Si le geste est isolé, cela arrange plutôt Vichy qui se débarrasse d’un problème devenu invisible. En revanche, si 10% des élèves sont retirés, le pouvoir rigolera beaucoup moins.

– L’intransigeant héroïque

Il a le mérite d’être totalement en accord avec ses valeurs, mais pour autant son action héroïque peut s’apparenter parfois plus à de la connerie… la frontière entre le débile et le héros est souvent bien mince.

Bref d’un point de vue de lutte contre la dictature, ici encore, seul le nombre rendra le message efficace.

– L’intransigeant qui se réfugie dans ses quartiers

Il est évident que son action ne dérange pas le moins du monde la dictature, ici encore, tant qu’elle reste isolée.

En revanche si des centaines de milliers de personnes limitaient au maximum leur consommation, abandonnaient le terrain de la consommation, ce vide et cette perte de PIB ne sauraient demeurer inaperçus et seraient de nature à vraiment mettre des bâtons dans les roues à la dictature.

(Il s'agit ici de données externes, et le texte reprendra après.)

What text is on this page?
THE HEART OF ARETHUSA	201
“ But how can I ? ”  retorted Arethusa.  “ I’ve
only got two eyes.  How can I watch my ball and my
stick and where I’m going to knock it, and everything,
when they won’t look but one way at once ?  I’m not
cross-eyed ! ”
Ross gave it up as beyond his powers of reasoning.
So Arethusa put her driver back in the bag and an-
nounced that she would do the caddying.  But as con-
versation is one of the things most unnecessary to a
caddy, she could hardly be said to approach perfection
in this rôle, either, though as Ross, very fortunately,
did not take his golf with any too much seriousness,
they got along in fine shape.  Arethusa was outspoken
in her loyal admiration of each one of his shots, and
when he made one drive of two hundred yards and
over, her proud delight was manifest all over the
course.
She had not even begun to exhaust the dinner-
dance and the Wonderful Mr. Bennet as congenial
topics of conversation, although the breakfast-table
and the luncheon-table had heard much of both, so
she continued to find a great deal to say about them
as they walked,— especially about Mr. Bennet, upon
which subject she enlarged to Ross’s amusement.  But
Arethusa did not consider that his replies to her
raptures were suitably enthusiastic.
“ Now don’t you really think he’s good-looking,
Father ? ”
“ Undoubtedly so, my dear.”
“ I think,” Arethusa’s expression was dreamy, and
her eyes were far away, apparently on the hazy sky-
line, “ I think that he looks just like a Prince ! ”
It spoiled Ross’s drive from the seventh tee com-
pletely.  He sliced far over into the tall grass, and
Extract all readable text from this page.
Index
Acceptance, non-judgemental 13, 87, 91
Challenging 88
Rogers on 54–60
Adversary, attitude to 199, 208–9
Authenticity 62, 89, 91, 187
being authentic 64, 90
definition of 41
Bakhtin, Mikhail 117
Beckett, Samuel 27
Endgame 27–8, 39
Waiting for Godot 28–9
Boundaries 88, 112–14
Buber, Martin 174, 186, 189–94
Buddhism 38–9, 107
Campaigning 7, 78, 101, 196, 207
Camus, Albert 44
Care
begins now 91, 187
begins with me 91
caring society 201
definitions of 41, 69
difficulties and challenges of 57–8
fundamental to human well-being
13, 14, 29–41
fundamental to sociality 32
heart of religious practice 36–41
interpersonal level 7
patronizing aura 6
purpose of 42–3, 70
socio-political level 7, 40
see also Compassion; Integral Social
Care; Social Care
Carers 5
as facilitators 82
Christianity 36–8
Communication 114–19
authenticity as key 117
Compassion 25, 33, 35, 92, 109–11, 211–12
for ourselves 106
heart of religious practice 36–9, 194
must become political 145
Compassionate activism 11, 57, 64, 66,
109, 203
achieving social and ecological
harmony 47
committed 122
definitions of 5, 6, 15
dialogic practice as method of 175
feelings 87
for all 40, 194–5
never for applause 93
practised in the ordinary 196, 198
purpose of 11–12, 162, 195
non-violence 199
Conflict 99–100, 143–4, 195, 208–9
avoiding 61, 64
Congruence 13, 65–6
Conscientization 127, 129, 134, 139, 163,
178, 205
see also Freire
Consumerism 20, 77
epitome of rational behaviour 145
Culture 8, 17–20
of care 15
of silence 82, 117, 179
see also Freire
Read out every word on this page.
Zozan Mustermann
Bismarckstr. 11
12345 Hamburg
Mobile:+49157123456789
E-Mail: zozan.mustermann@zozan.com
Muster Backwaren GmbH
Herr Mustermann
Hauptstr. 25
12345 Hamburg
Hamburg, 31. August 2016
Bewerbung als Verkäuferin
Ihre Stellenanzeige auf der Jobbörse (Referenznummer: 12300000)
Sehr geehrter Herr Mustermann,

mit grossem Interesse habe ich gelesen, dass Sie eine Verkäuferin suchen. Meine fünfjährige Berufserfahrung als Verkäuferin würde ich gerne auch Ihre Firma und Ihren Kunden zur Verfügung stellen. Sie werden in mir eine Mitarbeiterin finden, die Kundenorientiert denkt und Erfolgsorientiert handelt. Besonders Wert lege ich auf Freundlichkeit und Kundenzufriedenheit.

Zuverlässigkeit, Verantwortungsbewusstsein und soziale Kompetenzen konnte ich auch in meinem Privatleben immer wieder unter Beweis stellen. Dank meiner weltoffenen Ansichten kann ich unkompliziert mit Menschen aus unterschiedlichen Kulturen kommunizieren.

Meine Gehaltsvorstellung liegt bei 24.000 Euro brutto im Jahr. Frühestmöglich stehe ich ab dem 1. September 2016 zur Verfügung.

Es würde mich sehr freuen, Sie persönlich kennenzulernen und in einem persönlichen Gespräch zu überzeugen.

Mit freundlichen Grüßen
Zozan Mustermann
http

Nous voyons donc ici que notre façon d’appréhender la dictature n’a que peu d’effet pour lui faire obstacle et que finalement la méthode employée importe relativement peu.

Ici encore, seul le nombre sera de nature à lui causer souci…

On se focalisera donc sur la méthode qui est le plus en accord avec nos valeurs afin de pouvoir continuer à nous regarder dans un miroir dans quelques années lorsque nos enfants et nous-mêmes serons devenus des zombis au service d’une dictature.

Je vous rappelle que les personnes qui n’auront connu que la dictature et qui auront été formatées dès le plus jeune âge comme les enfants, penseront naturellement que tout ceci est « normal ».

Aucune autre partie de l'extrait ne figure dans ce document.